Will Europe’s excellent train system degrade now that many people are flying to save time and money? I hope not. This is why the Green Travel movement has arisen in England. They make a very good point comparing the environmental damage caused by air travel to the more eco-friendly train travel, but I think some people take it too far by avoiding planes at all times.

Mark Ellingham from Rough Guides created Climate Care, a British non-profit group, with a website where you can calculate the CO-2 emissions created by your flight and offset them by funding sustainable energy projects. For example, according to ClimateCare two people flying from Houston to London, Gatwick need to donate $60 to offset the emissions from their flight. This is a great way for you to realize the environmental impact of your air travel, but seems like more of a “feel good” project, that allows me to live the way I want to live, but feel good about myself because I send 60 bucks to an environmental non-profit.

Why does slow travel NOT mean train travel?

Let’s look at the Slow Food movement. They promote small farm/artisans, organic and locally grown, but they still eat dairy products and meat. They are not promoting vegetarianism. I am a vegetarian. I have much more radical views about food and food production than those promoted by the Slow Food movement.

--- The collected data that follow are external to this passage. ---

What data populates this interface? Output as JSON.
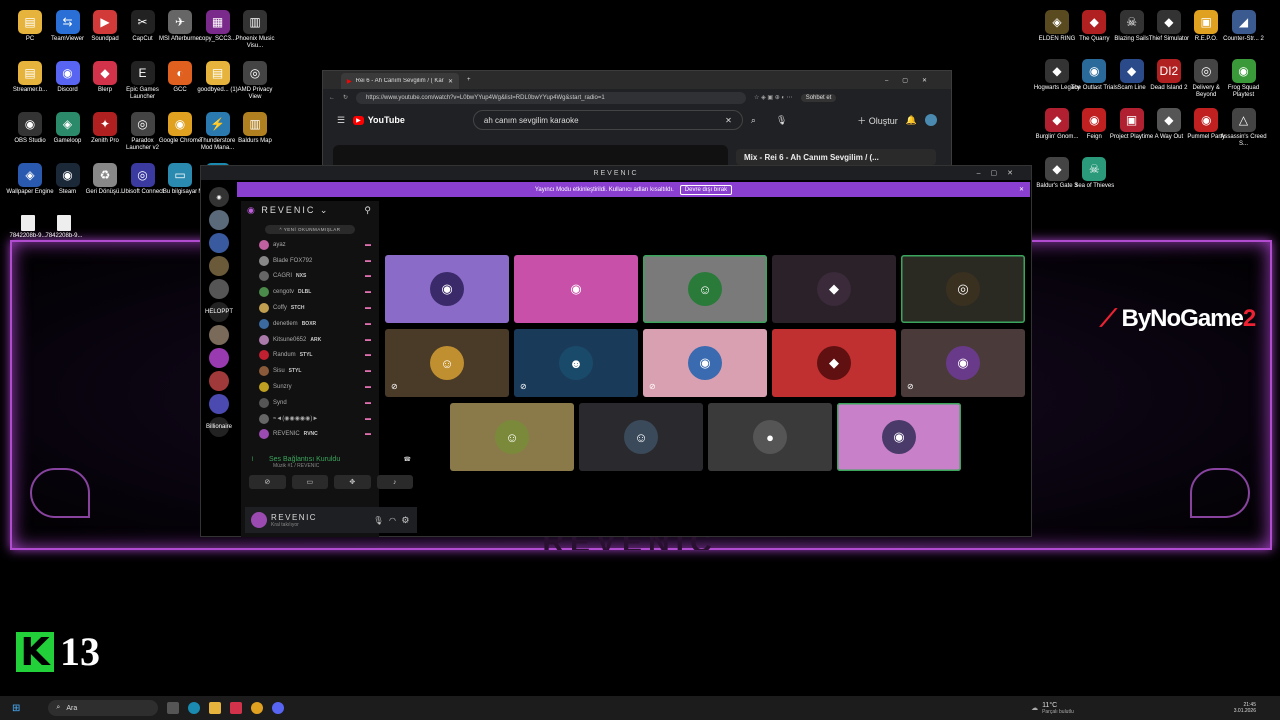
{
  "desktop": {
    "left_icons": [
      {
        "label": "PC",
        "color": "#e6b43c",
        "glyph": "▤"
      },
      {
        "label": "TeamViewer",
        "color": "#2a6fd6",
        "glyph": "⇆"
      },
      {
        "label": "Soundpad",
        "color": "#d23a3a",
        "glyph": "▶"
      },
      {
        "label": "CapCut",
        "color": "#222",
        "glyph": "✂"
      },
      {
        "label": "MSI Afterburner",
        "color": "#666",
        "glyph": "✈"
      },
      {
        "label": "copy_SCC3...",
        "color": "#7a2a8a",
        "glyph": "▦"
      },
      {
        "label": "Phoenix Music Visu...",
        "color": "#333",
        "glyph": "▥"
      },
      {
        "label": "Streamer.b...",
        "color": "#e6b43c",
        "glyph": "▤"
      },
      {
        "label": "Discord",
        "color": "#5865f2",
        "glyph": "◉"
      },
      {
        "label": "Blerp",
        "color": "#d2334a",
        "glyph": "◆"
      },
      {
        "label": "Epic Games Launcher",
        "color": "#222",
        "glyph": "E"
      },
      {
        "label": "GCC",
        "color": "#e06020",
        "glyph": "◐"
      },
      {
        "label": "goodbyed... (1)",
        "color": "#e6b43c",
        "glyph": "▤"
      },
      {
        "label": "AMD Privacy View",
        "color": "#444",
        "glyph": "◎"
      },
      {
        "label": "OBS Studio",
        "color": "#333",
        "glyph": "◉"
      },
      {
        "label": "Gameloop",
        "color": "#2a8a6a",
        "glyph": "◈"
      },
      {
        "label": "Zenith Pro",
        "color": "#b02020",
        "glyph": "✦"
      },
      {
        "label": "Paradox Launcher v2",
        "color": "#444",
        "glyph": "◎"
      },
      {
        "label": "Google Chrome",
        "color": "#e0a020",
        "glyph": "◉"
      },
      {
        "label": "Thunderstore Mod Mana...",
        "color": "#2a7ab0",
        "glyph": "⚡"
      },
      {
        "label": "Baldurs Map",
        "color": "#b08020",
        "glyph": "▥"
      },
      {
        "label": "Wallpaper Engine",
        "color": "#2a5ab0",
        "glyph": "◈"
      },
      {
        "label": "Steam",
        "color": "#1b2838",
        "glyph": "◉"
      },
      {
        "label": "Geri Dönüşü...",
        "color": "#888",
        "glyph": "♻"
      },
      {
        "label": "Ubisoft Connect",
        "color": "#3a3aa0",
        "glyph": "◎"
      },
      {
        "label": "Bu bilgisayar",
        "color": "#2a8ab0",
        "glyph": "▭"
      },
      {
        "label": "Microsoft Ed...",
        "color": "#1a8ab0",
        "glyph": "◐"
      },
      {
        "label": "7842208b-9...",
        "color": "#eee",
        "glyph": "▭"
      },
      {
        "label": "7842208b-9...",
        "color": "#eee",
        "glyph": "▭"
      }
    ],
    "right_icons": [
      {
        "label": "ELDEN RING",
        "color": "#5a4a20",
        "glyph": "◈"
      },
      {
        "label": "The Quarry",
        "color": "#b02020",
        "glyph": "◆"
      },
      {
        "label": "Blazing Sails",
        "color": "#333",
        "glyph": "☠"
      },
      {
        "label": "Thief Simulator",
        "color": "#333",
        "glyph": "◆"
      },
      {
        "label": "R.E.P.O.",
        "color": "#e0a020",
        "glyph": "▣"
      },
      {
        "label": "Counter-Str... 2",
        "color": "#3a5a90",
        "glyph": "◢"
      },
      {
        "label": "Hogwarts Legacy",
        "color": "#333",
        "glyph": "◆"
      },
      {
        "label": "The Outlast Trials",
        "color": "#2a6a9a",
        "glyph": "◉"
      },
      {
        "label": "Scam Line",
        "color": "#2a4a8a",
        "glyph": "◆"
      },
      {
        "label": "Dead Island 2",
        "color": "#b02020",
        "glyph": "DI2"
      },
      {
        "label": "Delivery & Beyond",
        "color": "#444",
        "glyph": "◎"
      },
      {
        "label": "Frog Squad Playtest",
        "color": "#3a9a3a",
        "glyph": "◉"
      },
      {
        "label": "Burglin' Gnom...",
        "color": "#b02030",
        "glyph": "◆"
      },
      {
        "label": "Feign",
        "color": "#c02020",
        "glyph": "◉"
      },
      {
        "label": "Project Playtime",
        "color": "#b02030",
        "glyph": "▣"
      },
      {
        "label": "A Way Out",
        "color": "#555",
        "glyph": "◆"
      },
      {
        "label": "Pummel Party",
        "color": "#c02020",
        "glyph": "◉"
      },
      {
        "label": "Assassin's Creed S...",
        "color": "#444",
        "glyph": "△"
      },
      {
        "label": "Baldur's Gate 3",
        "color": "#444",
        "glyph": "◆"
      },
      {
        "label": "Sea of Thieves",
        "color": "#2a9a7a",
        "glyph": "☠"
      }
    ],
    "wallpaper_logo_a": "ByNoGame",
    "wallpaper_logo_b": "2",
    "wallpaper_bottom_text": "REVENIC",
    "k13_number": "13",
    "k13_letter": "K"
  },
  "browser": {
    "tab_title": "Rei 6 - Ah Canım Sevgilim / ( Kara",
    "url": "https://www.youtube.com/watch?v=L0bwYYup4Wg&list=RDL0bwYYup4Wg&start_radio=1",
    "chat_button": "Sohbet et",
    "yt_logo": "YouTube",
    "search_value": "ah canım sevgilim karaoke",
    "create_label": "Oluştur",
    "mix_title": "Mix - Rei 6 - Ah Canım Sevgilim / (..."
  },
  "discord": {
    "window_title": "REVENIC",
    "banner_text": "Yayıncı Modu etkinleştirildi. Kullanıcı adları kısaltıldı.",
    "banner_button": "Devre dışı bırak",
    "server_name": "REVENIC",
    "unread_label": "^ YENİ OKUNMAMIŞLAR",
    "members": [
      {
        "name": "ayaz",
        "tag": "",
        "color": "#c060a0"
      },
      {
        "name": "Blade FOX792",
        "tag": "",
        "color": "#888"
      },
      {
        "name": "CAGRI",
        "tag": "NXS",
        "color": "#666"
      },
      {
        "name": "cengotv",
        "tag": "DLBL",
        "color": "#4a8a4a"
      },
      {
        "name": "Coffy",
        "tag": "STCH",
        "color": "#c0a050"
      },
      {
        "name": "denetlem",
        "tag": "BOXR",
        "color": "#3a6aa0"
      },
      {
        "name": "Kitsune0652",
        "tag": "ARK",
        "color": "#aa7aaa"
      },
      {
        "name": "Randum",
        "tag": "STYL",
        "color": "#c02030"
      },
      {
        "name": "Sisu",
        "tag": "STYL",
        "color": "#8a5a3a"
      },
      {
        "name": "Sunzry",
        "tag": "",
        "color": "#c0a020"
      },
      {
        "name": "Synd",
        "tag": "",
        "color": "#555"
      },
      {
        "name": "≈◄(◉◉◉◉◉)►",
        "tag": "",
        "color": "#666"
      },
      {
        "name": "REVENIC",
        "tag": "RVNC",
        "color": "#9a4ab0"
      }
    ],
    "voice_status": "Ses Bağlantısı Kuruldu",
    "voice_channel": "Müzik #1 / REVENIC",
    "user_name": "REVENIC",
    "user_status": "Kral takılıyor",
    "servers": [
      "",
      "",
      "",
      "",
      "HELOPPT",
      "",
      "",
      "",
      "",
      "Billionaire"
    ],
    "tiles": [
      {
        "bg": "#8a6cc8",
        "av": "#3a2a6a",
        "glyph": "◉",
        "mute": false,
        "border": ""
      },
      {
        "bg": "#c850a8",
        "av": "transparent",
        "glyph": "◉",
        "mute": false,
        "border": ""
      },
      {
        "bg": "#7a7a7a",
        "av": "#2a7a3a",
        "glyph": "☺",
        "mute": false,
        "border": "#3ba55c"
      },
      {
        "bg": "#2a2228",
        "av": "#3a2a3a",
        "glyph": "◆",
        "mute": false,
        "border": ""
      },
      {
        "bg": "#2a2a22",
        "av": "#3a3020",
        "glyph": "◎",
        "mute": false,
        "border": "#3ba55c"
      },
      {
        "bg": "#4a3a28",
        "av": "#c09030",
        "glyph": "☺",
        "mute": true,
        "border": ""
      },
      {
        "bg": "#1a3a5a",
        "av": "#1a4a6a",
        "glyph": "☻",
        "mute": true,
        "border": ""
      },
      {
        "bg": "#d8a0b0",
        "av": "#3a6ab0",
        "glyph": "◉",
        "mute": true,
        "border": ""
      },
      {
        "bg": "#c03030",
        "av": "#601010",
        "glyph": "◆",
        "mute": false,
        "border": ""
      },
      {
        "bg": "#4a3a3a",
        "av": "#6a3a8a",
        "glyph": "◉",
        "mute": true,
        "border": ""
      },
      {
        "bg": "#8a7a4a",
        "av": "#7a8a3a",
        "glyph": "☺",
        "mute": false,
        "border": ""
      },
      {
        "bg": "#2a2a2e",
        "av": "#3a4a5a",
        "glyph": "☺",
        "mute": false,
        "border": ""
      },
      {
        "bg": "#3a3a3a",
        "av": "#555",
        "glyph": "●",
        "mute": false,
        "border": ""
      },
      {
        "bg": "#c880c8",
        "av": "#4a3a6a",
        "glyph": "◉",
        "mute": false,
        "border": "#3ba55c"
      }
    ]
  },
  "taskbar": {
    "search_placeholder": "Ara",
    "weather": "11°C",
    "weather_sub": "Parçalı bulutlu",
    "time": "21:45",
    "date": "3.01.2026"
  }
}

The movement to promote taking trains instead of flying compared to the Slow Travel movement is, in my mind, equivalent to the vegetarian movement compared to the Slow Food movement. Train travel does not mean Slow Travel, but train travel fits very well into the Slow Travel movement. It is one part of it.

I don’t think we will solve our current global warming crisis by taking trains instead of flying. I think that is a simplistic answer. We need to look at our whole way of living and make changes in every part. Think about how you live, think about how you travel. A Slow Travel trip is a more meaningful, life changing trip. We don’t stop our lives because we feel guilty about global warming.

Time and Travel Move On

Now it is 2019 and “slow” has been applied to many things. It started with Slow Food, then Slow Travel (with various meanings), Slow Cities, Slow Tourism, etc. But all with the same basic idea – slow down and experience things in a real way.

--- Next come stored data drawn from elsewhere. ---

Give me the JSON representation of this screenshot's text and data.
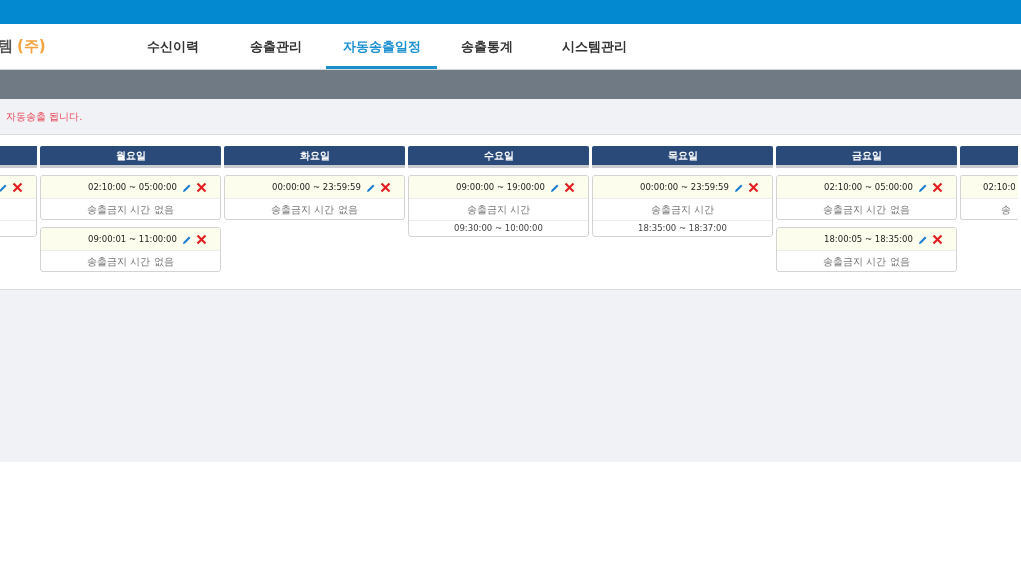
{
  "logo": {
    "text": "템",
    "suffix": "(주)"
  },
  "tabs": [
    {
      "label": "수신이력",
      "selected": false
    },
    {
      "label": "송출관리",
      "selected": false
    },
    {
      "label": "자동송출일정",
      "selected": true
    },
    {
      "label": "송출통계",
      "selected": false
    },
    {
      "label": "시스템관리",
      "selected": false
    }
  ],
  "notice": "자동송출 됩니다.",
  "days": [
    {
      "kind": "cut_left",
      "entries": [
        {
          "restricted": true
        }
      ]
    },
    {
      "title": "월요일",
      "entries": [
        {
          "time": "02:10:00 ~ 05:00:00",
          "restriction": "송출금지 시간 없음",
          "restricted": false
        },
        {
          "time": "09:00:01 ~ 11:00:00",
          "restriction": "송출금지 시간 없음",
          "restricted": false
        }
      ]
    },
    {
      "title": "화요일",
      "entries": [
        {
          "time": "00:00:00 ~ 23:59:59",
          "restriction": "송출금지 시간 없음",
          "restricted": false
        }
      ]
    },
    {
      "title": "수요일",
      "entries": [
        {
          "time": "09:00:00 ~ 19:00:00",
          "restriction": "송출금지 시간",
          "restricted": true,
          "restricted_time": "09:30:00 ~ 10:00:00"
        }
      ]
    },
    {
      "title": "목요일",
      "entries": [
        {
          "time": "00:00:00 ~ 23:59:59",
          "restriction": "송출금지 시간",
          "restricted": true,
          "restricted_time": "18:35:00 ~ 18:37:00"
        }
      ]
    },
    {
      "title": "금요일",
      "entries": [
        {
          "time": "02:10:00 ~ 05:00:00",
          "restriction": "송출금지 시간 없음",
          "restricted": false
        },
        {
          "time": "18:00:05 ~ 18:35:00",
          "restriction": "송출금지 시간 없음",
          "restricted": false
        }
      ]
    },
    {
      "kind": "cut_right",
      "entries": [
        {
          "time": "02:10:0",
          "restriction": "송",
          "restricted": false
        }
      ]
    }
  ]
}
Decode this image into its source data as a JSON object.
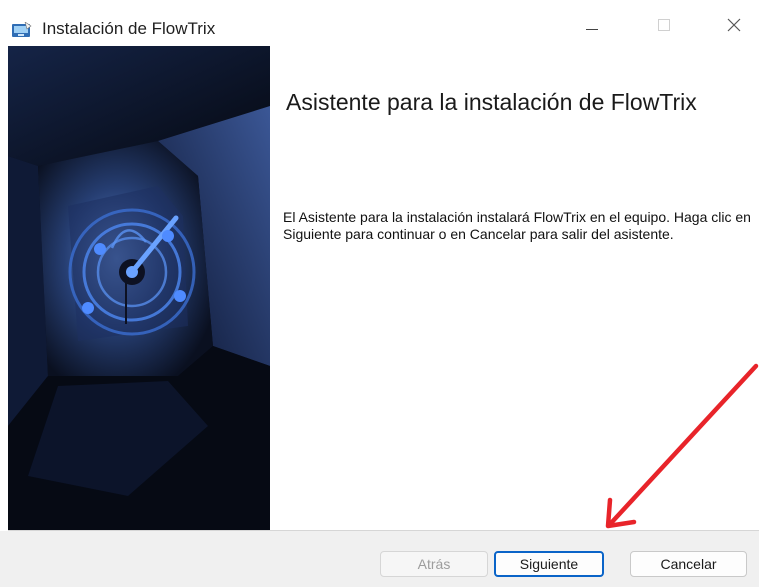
{
  "window": {
    "title": "Instalación de FlowTrix",
    "controls": {
      "minimize": "—",
      "maximize": "☐",
      "close": "✕"
    }
  },
  "content": {
    "heading": "Asistente para la instalación de FlowTrix",
    "description": "El Asistente para la instalación instalará FlowTrix en el equipo. Haga clic en Siguiente para continuar o en Cancelar para salir del asistente."
  },
  "footer": {
    "back_label": "Atrás",
    "next_label": "Siguiente",
    "cancel_label": "Cancelar"
  },
  "colors": {
    "accent": "#0a64c8",
    "annotation_arrow": "#e8242a",
    "banner_dark": "#0b1122",
    "banner_mid": "#27406f"
  },
  "icons": {
    "app": "installer-icon",
    "banner": "clock-orbit-logo"
  }
}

What is this article about?

Slow Travel means what it has meant since 2000, when the Slow Travel site was started. Slow down your vacation by staying in one place for one week during your vacation. During that time, don’t rush about seeing someone else’s “must sees” – do what YOU want to do. See what is near you. Don’t spend the whole week racing around the countryside in your car. Stop, by the side of the road, in a village, in a café, and smell those roses! That is why Slow Travelers love to travel – we can’t get enough of those roses.

Pauline Kenny defined the term Slow Travel in 2000 and trademarked the term in the US. She ran the Slow Travel community (slowtrav.com) from 2000 to 2007. Now she runs the Slow Europe community, where the Slow Travel philosophy is applied to travel in Europe.

(This article was on my blog for many years and I copied it here when I closed the blog.)